Construido en 1980 supone un peligro para la fauna salvaje, que lleva años cayendo dentro y muchos muriendo allí mismo
Fallecen por agotamiento, por frío o por las heridas sufridas intentando escapar por las resbaladizas y empinadas rampas de hormigón
Vitoria-GasteizParadojas de la vida, el río alavés en el que muchos animales llevan años encontrando la muerte se llama río Alegría. Durante todo este tiempo, agrupaciones ecologistas y vecinos de Argomaniz vienen denunciando que el canal de este río se ha convertido en una trampa mortal para un sinfín de animales que caen a sus aguas y que, en muchos casos, fallecen por puro agotamiento, por frío o por las heridas sufridas intentando escapar por las resbaladizas y empinadas rampas de hormigón, sin lograrlo.
Los vecinos ya han perdido la cuenta de las veces que han tenido que dar aviso al 112 para que los servicios de emergencia acudan al lugar a rescatar a uno de estos animales. El último caso que ha trascendido ocurrió en abril de este mismo año, cuando un corzo murió en este canal tras quedar atrapado.
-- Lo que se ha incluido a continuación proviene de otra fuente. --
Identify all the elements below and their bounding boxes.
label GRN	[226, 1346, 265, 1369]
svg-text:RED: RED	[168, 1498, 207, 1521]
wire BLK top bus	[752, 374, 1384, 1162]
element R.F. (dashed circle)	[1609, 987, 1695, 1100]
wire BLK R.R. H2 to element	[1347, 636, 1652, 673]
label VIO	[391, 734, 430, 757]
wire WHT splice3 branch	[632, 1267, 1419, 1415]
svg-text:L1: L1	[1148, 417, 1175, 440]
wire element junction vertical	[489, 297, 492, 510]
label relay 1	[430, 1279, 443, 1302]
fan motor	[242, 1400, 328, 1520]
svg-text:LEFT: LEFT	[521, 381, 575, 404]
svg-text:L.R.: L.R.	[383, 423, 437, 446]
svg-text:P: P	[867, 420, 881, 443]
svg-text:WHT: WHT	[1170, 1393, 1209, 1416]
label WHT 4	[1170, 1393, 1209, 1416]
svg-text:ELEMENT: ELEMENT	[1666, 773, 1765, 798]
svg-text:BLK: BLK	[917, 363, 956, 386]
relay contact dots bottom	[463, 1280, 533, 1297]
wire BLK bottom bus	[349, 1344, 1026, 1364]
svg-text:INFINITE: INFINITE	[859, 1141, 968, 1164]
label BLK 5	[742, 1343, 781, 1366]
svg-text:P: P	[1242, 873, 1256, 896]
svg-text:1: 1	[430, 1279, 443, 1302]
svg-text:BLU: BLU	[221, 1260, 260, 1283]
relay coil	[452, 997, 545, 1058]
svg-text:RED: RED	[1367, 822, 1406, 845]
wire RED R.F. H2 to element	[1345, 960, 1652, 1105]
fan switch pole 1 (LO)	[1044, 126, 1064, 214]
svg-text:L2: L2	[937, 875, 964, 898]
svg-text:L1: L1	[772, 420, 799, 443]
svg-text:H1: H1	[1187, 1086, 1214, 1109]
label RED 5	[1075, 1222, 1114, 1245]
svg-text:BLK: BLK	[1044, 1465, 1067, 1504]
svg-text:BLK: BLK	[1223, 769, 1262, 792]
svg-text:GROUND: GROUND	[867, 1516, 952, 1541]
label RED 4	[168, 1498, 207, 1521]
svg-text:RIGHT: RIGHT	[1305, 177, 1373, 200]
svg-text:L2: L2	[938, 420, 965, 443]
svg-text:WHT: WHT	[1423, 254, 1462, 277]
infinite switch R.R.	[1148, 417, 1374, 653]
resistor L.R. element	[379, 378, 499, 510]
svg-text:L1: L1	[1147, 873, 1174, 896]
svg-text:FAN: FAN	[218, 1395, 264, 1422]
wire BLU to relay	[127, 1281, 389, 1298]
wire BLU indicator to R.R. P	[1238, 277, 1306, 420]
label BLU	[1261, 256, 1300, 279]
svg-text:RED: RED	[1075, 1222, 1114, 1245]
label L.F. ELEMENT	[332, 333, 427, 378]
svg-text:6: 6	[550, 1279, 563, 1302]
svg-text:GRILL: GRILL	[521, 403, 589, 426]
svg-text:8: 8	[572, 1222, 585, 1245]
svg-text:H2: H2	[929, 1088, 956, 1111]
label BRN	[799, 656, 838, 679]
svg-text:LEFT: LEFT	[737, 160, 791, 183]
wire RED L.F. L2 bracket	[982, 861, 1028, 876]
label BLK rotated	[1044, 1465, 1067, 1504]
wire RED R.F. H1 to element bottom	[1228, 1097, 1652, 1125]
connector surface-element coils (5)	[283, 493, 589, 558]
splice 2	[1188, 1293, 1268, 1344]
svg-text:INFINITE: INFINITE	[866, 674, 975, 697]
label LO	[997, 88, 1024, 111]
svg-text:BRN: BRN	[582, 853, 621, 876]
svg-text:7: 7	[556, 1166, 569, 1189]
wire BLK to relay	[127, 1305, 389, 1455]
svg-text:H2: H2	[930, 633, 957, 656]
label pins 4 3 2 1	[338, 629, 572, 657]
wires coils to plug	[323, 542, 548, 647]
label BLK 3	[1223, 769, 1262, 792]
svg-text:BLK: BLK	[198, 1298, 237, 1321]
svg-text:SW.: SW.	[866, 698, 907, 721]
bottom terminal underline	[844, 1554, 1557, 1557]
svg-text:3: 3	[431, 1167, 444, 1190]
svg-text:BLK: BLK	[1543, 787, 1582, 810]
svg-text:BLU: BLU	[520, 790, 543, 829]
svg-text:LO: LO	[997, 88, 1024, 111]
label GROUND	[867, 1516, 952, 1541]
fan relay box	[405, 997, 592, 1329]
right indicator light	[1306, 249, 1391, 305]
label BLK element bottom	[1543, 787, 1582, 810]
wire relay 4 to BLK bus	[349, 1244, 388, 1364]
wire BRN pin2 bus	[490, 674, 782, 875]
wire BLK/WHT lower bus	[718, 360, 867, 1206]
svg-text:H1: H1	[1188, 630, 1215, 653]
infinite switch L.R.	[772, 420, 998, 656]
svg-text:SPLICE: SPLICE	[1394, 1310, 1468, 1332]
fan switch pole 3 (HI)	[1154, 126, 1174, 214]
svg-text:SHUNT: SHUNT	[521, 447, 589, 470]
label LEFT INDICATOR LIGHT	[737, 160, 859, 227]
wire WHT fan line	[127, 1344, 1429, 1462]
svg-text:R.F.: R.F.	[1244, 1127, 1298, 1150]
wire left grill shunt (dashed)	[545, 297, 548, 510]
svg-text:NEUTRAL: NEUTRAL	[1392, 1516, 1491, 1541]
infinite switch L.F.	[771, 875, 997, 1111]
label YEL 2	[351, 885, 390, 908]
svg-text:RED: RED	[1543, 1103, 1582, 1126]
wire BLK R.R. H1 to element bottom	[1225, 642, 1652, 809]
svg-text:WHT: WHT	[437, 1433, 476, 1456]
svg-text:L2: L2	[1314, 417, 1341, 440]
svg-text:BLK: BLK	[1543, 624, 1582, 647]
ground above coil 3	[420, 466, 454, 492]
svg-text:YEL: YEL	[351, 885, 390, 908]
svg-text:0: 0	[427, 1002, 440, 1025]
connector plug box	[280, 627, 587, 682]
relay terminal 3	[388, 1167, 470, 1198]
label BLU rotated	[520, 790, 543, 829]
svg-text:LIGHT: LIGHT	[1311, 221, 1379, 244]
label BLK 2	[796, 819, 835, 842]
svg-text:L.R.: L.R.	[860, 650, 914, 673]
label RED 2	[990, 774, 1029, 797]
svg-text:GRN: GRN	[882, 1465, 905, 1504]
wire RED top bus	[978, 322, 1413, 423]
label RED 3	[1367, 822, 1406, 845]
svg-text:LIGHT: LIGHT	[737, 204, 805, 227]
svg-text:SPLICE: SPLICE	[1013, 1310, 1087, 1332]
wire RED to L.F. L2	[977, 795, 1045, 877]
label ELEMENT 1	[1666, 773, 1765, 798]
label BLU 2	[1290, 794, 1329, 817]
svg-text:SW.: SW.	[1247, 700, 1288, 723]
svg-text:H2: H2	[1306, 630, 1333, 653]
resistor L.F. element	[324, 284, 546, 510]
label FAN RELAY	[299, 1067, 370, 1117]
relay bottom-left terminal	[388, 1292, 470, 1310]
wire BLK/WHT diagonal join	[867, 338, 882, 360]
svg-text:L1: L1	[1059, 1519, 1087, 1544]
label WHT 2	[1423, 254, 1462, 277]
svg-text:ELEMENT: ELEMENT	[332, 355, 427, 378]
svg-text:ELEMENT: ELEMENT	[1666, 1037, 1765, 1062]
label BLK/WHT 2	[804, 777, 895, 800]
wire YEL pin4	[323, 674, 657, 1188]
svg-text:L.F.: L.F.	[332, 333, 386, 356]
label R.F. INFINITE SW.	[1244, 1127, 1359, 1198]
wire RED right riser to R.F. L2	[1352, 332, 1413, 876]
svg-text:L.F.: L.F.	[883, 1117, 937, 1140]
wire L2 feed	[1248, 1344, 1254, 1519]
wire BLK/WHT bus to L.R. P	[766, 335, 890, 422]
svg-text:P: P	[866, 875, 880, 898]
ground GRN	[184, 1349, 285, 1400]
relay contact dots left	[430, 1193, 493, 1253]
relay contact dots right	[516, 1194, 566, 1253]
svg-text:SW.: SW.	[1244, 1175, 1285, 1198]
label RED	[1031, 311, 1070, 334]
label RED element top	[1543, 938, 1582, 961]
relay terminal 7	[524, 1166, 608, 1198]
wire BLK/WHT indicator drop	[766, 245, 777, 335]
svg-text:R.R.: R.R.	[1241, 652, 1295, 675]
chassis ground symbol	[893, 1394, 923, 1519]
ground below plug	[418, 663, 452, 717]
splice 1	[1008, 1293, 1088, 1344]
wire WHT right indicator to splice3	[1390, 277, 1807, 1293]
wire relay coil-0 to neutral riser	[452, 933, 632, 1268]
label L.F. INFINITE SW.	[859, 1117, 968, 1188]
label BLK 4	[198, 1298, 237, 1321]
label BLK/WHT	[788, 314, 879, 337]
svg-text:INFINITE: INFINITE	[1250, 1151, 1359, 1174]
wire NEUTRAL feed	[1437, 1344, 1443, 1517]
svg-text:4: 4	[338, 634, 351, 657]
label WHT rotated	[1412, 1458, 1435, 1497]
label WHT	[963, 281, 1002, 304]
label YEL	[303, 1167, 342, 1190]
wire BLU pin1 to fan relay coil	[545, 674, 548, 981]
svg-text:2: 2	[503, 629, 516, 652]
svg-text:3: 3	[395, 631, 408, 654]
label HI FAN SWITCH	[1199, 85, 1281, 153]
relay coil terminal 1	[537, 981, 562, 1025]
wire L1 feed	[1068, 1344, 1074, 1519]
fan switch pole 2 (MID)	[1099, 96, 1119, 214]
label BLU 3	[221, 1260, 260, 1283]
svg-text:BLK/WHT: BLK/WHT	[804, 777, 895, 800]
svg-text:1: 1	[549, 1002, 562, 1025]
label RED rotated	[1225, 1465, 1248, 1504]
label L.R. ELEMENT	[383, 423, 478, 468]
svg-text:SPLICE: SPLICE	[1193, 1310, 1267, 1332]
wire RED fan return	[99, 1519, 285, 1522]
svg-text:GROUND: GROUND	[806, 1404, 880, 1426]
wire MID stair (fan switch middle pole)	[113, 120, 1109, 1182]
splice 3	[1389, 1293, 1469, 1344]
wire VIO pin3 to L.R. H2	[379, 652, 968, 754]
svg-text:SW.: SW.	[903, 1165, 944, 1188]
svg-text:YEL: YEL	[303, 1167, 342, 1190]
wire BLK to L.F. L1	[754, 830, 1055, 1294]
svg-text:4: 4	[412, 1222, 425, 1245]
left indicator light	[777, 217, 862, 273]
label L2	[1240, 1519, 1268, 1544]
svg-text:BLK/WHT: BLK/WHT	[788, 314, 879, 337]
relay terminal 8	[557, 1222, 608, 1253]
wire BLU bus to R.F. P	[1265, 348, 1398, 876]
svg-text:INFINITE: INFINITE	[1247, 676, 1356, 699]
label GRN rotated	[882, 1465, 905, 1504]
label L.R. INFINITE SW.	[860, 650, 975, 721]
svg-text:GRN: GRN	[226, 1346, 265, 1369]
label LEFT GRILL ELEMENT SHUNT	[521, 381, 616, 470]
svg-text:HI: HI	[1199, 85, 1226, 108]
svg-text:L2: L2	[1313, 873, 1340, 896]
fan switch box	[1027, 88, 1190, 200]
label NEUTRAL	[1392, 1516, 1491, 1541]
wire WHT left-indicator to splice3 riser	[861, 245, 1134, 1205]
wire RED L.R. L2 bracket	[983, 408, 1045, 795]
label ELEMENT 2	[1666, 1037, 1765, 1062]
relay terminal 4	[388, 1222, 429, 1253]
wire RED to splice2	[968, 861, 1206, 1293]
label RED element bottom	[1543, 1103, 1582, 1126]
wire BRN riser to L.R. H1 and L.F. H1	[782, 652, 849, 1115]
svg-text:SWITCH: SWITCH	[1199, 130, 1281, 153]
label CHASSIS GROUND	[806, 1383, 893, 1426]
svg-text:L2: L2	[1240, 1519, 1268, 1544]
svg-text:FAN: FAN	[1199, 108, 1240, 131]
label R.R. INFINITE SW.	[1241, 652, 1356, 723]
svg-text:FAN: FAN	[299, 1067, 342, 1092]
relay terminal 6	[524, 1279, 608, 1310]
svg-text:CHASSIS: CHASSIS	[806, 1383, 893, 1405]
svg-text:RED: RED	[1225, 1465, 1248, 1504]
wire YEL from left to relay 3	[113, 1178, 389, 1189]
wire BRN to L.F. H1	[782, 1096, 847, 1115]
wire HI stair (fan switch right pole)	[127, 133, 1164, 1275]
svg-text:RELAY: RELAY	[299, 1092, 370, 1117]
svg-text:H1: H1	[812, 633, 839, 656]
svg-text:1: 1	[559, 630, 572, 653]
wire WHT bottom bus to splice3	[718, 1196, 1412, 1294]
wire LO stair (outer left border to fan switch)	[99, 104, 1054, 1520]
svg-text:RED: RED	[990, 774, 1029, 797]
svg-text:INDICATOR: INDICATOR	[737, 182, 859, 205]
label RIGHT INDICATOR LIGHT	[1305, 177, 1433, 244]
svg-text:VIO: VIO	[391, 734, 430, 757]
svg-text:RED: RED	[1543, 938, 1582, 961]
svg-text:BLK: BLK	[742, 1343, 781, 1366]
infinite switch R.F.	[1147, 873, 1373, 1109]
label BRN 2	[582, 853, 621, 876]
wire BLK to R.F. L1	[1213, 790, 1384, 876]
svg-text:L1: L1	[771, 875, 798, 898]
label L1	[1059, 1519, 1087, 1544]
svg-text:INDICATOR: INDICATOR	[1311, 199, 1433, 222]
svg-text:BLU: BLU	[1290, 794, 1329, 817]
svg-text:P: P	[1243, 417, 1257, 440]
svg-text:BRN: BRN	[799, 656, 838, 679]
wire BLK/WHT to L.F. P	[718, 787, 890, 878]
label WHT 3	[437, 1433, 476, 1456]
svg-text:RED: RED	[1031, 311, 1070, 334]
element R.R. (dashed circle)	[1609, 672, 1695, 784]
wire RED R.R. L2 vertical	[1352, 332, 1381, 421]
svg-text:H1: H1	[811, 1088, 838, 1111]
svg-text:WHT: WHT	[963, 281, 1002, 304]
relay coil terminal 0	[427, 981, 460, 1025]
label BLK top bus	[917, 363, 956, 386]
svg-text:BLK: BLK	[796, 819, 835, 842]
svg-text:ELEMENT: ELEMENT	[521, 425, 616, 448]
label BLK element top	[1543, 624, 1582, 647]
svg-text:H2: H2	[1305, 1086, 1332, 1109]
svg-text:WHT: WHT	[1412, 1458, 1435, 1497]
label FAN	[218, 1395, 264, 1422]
Sin embargo, ya hace un lustro, Ekologistak Martxan remitía un informe a la Fiscalía con datos de accidentes en los que se habían visto implicados 14 corzos, de los que tres habían muerto, además de erizos y liebres rescatadas por vecinos de la zona.

“Que hagan algo por favor, ya”, “es una desesperación” o “no sé a que esperan para hacer algo”, son algunas de las reacciones de quienes conocen lo que aquí ocurre. "Hasta perros hemos tenido que sacar del canal", añaden.
Atrapados sin poder salir
El Canal del Río Alegría es un río artificial, un desvío de agua, realizado en 1980 y creado para mejorar el abastecimiento de agua de Vitoria. Es propiedad de la empresa municipal de aguas Amvisa y lleva el agua de los ríos Alegría y Añua hacia el embalse, evitando las temidas inundaciones.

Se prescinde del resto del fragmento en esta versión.